Voyons si ce n’est pas dans ce même sens qu’il s’écria autrefois par la bouche de Jérémie : « Suis-je devenu pour la maison d’Israël une solitude, ou bien une terre abandonnée et sans culture ? » Qu’est-ce à dire ? n’ai-je pas qui choisir et où choisir, puisque mon peuple m’a répondu : « Nous ne viendrons pas à toi. » Voilà pourquoi il envoya inviter d’autres convives de la même cité ; puis, comme il restait de la place, il ordonne qu’on aille recueillir le long des routes et des haies, qui ? nous enfants de la Gentilité. Il ressentait alors ces mouvements jaloux consignés dans le Deutéronome : « Je leur cacherai ma face, et leur montrerai leur fin, » c’est-à-dire leur place occupée par d’autres, « parce qu’ils sont une race perverse et des enfants infidèles. Ils m’ont provoqué par des dieux qui n’en sont pas, ils m’ont irrité par leurs vaines idoles.
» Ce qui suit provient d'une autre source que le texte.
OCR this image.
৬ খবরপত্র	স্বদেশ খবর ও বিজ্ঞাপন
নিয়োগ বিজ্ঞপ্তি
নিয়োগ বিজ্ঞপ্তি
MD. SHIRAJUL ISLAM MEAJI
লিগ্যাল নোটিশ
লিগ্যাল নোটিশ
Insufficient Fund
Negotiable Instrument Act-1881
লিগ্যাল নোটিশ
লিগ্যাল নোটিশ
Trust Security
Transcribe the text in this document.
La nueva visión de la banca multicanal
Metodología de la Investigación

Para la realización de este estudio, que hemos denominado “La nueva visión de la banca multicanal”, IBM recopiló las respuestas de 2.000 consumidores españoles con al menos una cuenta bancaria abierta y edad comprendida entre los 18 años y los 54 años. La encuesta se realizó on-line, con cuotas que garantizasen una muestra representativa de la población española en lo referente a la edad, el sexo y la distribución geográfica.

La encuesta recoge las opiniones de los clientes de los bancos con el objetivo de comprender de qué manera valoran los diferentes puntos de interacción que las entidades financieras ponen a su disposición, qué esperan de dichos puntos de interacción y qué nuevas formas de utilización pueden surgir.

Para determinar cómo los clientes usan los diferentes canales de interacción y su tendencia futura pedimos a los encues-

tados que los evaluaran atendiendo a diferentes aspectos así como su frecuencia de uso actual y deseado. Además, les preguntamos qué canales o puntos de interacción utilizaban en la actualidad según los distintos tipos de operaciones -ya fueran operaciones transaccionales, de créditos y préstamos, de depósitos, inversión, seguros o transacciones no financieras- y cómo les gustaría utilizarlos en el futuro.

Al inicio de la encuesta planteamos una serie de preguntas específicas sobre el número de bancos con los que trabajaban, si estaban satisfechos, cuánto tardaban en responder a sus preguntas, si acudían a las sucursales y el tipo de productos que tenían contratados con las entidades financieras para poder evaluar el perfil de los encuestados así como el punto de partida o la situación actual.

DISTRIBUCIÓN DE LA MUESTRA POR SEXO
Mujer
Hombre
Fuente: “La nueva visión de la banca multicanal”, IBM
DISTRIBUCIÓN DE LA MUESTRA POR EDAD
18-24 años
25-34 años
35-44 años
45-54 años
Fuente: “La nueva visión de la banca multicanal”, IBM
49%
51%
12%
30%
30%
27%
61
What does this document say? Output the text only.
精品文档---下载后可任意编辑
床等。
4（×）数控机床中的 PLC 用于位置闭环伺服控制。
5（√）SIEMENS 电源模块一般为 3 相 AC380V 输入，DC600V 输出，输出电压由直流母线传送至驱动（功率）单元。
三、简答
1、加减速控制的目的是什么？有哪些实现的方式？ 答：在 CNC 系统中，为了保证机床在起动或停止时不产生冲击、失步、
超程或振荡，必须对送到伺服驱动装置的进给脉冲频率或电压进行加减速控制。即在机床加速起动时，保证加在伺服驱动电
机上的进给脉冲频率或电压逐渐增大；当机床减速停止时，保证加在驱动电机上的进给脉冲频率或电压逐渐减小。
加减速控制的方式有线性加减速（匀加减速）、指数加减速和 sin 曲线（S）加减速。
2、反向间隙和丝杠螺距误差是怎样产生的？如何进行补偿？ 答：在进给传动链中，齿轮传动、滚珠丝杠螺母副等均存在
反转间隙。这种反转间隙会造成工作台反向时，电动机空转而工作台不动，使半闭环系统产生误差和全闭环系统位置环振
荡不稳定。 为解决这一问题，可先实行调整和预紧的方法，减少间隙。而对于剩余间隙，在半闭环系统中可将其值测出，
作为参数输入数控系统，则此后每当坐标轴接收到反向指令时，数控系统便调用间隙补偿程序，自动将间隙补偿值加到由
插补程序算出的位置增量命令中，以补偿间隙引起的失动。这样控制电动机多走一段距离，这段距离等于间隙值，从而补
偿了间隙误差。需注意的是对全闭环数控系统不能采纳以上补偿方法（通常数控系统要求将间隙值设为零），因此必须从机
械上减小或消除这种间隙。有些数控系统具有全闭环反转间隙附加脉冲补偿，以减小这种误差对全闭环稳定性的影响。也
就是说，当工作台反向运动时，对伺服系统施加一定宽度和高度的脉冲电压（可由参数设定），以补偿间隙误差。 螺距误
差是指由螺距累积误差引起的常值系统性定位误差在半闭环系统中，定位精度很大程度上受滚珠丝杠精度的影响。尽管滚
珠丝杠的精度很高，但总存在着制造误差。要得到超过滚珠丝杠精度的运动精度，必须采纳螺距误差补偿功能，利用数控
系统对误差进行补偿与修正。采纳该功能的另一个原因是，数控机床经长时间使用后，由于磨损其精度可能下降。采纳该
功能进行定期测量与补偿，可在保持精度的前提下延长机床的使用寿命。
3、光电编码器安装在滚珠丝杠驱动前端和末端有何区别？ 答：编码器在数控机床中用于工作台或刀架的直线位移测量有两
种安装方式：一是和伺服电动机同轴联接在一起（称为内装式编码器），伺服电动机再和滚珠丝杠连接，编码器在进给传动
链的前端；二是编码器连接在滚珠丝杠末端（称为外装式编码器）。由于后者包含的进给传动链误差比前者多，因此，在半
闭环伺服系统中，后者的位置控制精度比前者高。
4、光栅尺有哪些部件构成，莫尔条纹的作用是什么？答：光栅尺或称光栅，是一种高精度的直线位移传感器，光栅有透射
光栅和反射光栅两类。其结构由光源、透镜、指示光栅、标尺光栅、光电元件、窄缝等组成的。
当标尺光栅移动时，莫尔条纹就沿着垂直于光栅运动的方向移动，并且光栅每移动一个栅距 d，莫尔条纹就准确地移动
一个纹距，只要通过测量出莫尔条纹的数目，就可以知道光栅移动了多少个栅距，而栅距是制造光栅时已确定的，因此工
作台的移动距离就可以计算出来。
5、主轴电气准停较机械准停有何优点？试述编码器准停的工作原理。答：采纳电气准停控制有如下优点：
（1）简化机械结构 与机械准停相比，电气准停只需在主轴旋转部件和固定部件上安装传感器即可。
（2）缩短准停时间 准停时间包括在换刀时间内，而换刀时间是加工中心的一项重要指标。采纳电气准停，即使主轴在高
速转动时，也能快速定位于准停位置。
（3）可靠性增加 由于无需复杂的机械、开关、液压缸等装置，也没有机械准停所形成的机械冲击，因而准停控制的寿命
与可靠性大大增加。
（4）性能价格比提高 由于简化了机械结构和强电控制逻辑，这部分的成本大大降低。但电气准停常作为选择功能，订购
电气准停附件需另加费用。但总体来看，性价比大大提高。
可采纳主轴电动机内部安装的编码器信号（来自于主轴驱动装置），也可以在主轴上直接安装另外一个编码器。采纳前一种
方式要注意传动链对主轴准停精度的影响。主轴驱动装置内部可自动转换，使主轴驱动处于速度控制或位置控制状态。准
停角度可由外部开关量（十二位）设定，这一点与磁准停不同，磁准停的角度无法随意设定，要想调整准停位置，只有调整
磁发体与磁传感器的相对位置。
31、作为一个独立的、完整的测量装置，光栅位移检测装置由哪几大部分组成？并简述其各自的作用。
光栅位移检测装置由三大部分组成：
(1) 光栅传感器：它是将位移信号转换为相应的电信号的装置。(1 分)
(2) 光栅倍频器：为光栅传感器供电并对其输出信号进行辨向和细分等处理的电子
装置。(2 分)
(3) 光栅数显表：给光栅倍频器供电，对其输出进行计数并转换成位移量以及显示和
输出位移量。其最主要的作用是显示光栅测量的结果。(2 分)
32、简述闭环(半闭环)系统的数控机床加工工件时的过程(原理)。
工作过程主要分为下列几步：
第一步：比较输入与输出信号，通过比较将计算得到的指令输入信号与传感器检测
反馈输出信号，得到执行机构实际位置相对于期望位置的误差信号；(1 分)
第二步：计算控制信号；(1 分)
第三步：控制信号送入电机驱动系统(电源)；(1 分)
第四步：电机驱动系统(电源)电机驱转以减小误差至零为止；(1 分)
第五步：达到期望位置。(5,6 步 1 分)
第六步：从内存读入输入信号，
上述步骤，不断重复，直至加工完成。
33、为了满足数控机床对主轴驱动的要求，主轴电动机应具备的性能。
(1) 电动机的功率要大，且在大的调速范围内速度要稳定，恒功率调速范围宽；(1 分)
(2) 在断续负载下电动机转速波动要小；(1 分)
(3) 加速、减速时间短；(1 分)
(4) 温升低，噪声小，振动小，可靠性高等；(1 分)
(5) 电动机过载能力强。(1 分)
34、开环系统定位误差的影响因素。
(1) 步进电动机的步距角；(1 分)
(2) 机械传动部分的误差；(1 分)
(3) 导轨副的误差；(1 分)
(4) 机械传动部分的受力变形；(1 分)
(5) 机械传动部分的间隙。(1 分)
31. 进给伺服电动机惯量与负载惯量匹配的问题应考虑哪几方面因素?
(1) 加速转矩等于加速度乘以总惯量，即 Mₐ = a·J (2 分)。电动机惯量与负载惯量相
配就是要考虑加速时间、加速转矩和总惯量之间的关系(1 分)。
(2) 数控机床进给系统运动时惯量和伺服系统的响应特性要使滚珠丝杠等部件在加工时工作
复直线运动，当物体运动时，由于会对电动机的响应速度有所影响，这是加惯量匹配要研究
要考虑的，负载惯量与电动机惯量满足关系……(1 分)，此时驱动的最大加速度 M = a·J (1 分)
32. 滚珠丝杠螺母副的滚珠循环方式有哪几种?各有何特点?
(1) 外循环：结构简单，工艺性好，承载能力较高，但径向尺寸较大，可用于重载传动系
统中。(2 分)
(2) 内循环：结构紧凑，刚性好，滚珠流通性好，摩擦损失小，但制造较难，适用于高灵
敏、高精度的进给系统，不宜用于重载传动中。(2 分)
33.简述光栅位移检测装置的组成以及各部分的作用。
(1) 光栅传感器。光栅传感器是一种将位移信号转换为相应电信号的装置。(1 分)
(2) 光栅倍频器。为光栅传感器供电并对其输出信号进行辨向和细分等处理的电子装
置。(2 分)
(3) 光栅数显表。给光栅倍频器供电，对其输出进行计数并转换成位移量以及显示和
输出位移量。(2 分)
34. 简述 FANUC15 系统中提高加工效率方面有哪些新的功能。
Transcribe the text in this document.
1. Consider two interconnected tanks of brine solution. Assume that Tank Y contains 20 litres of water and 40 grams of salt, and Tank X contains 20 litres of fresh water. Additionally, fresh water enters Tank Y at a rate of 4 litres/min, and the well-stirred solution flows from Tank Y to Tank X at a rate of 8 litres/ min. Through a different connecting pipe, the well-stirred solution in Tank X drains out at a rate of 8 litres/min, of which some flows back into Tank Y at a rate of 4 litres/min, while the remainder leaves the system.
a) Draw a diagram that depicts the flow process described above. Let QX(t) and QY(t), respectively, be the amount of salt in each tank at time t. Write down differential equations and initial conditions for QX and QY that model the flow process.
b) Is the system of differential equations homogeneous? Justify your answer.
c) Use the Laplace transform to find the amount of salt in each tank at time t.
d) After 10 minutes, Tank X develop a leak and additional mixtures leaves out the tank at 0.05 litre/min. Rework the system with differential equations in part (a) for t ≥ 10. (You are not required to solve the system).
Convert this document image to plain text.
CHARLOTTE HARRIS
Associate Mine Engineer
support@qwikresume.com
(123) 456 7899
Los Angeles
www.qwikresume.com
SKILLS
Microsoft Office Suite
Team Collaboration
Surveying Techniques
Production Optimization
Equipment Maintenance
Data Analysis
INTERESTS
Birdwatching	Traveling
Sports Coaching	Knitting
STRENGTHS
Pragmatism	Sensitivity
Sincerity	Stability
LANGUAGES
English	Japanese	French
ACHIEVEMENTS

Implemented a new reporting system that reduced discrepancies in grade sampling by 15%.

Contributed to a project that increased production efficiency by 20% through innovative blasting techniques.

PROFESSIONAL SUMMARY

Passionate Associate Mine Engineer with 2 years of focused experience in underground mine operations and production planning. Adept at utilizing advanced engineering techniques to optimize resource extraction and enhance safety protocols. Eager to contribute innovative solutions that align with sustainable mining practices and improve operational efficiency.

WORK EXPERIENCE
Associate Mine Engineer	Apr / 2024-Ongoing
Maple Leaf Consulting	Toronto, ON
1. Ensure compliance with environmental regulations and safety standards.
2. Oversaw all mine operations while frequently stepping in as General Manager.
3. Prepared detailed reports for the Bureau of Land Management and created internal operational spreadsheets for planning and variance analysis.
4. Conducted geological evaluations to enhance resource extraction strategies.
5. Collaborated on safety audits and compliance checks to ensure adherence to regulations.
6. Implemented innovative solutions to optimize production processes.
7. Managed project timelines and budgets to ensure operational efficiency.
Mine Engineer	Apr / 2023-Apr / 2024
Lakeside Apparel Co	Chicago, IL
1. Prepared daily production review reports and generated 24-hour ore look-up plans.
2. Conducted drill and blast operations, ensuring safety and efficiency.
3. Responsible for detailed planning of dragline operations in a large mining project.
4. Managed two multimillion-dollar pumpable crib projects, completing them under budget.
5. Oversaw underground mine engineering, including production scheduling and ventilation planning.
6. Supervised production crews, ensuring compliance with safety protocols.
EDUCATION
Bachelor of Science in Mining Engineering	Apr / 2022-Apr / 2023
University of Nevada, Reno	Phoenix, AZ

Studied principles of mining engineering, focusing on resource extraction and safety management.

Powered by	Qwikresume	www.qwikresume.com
Et moi, je les provoquerai avec un peuple qui n’est pas le mien ; oui, je les irriterai avec un peuple insensé. » Il les irritera dans nous, dont les Juifs portent l’espérance, et « à laquelle, dit le Seigneur, ils ne goûteront pas, car la fille de Sion a été abandonnée comme la hutte après la saison des fruits, comme une cabane dans un champ de concombres, » depuis qu’elle a fermé l’oreille à la dernière invitation du Christ.
Je le demande, dans ces dispositions et ces prophéties du Créateur, ainsi rapprochées, en est-il une seule qui puisse convenir à qui ne possède ni disposition préparatoire ni succession de temps pour s’accorder avec la parabole, et qui a fait toute son œuvre d’un seul coup ? Ou bien quelle sera sa première vocation ? où est son second avertissement ? Les uns doivent d’abord s’excuser, les autres arriver ensuite. Maintenant, au contraire, il vient inviter à la fois les premiers et les seconds convives, dans la cité, dans les carrefours, sur les places publiques, le long des haies, contre l’intention de la parabole ; il ne peut d’ailleurs se convaincre du refus de convives qu’il n’a jamais invités autrefois, et auxquels il ne fait que de s’adresser ; ou bien s’il estime d’avance qu’ils mépriseront ses invitations, il a donc anticipé sur leurs outrages eh leur substituant les Gentils. Sans doute il doit descendre une seconde fois pour prêcher son Evangile aux nations. Oui, il viendra ; mais non pas, j’imagine, pour appeler les convives à son festin, mais pour y marquer leur place. En attendant, toi qui expliques l’invitation à ce banquet par l’abondance et les délices spirituelles du banquet céleste, souviens-toi aussi que les promesses de la terre, le vin, l’huile, le froment, et cette cité elle-même, sont figurées par le Créateur dans les promesses spirituelles.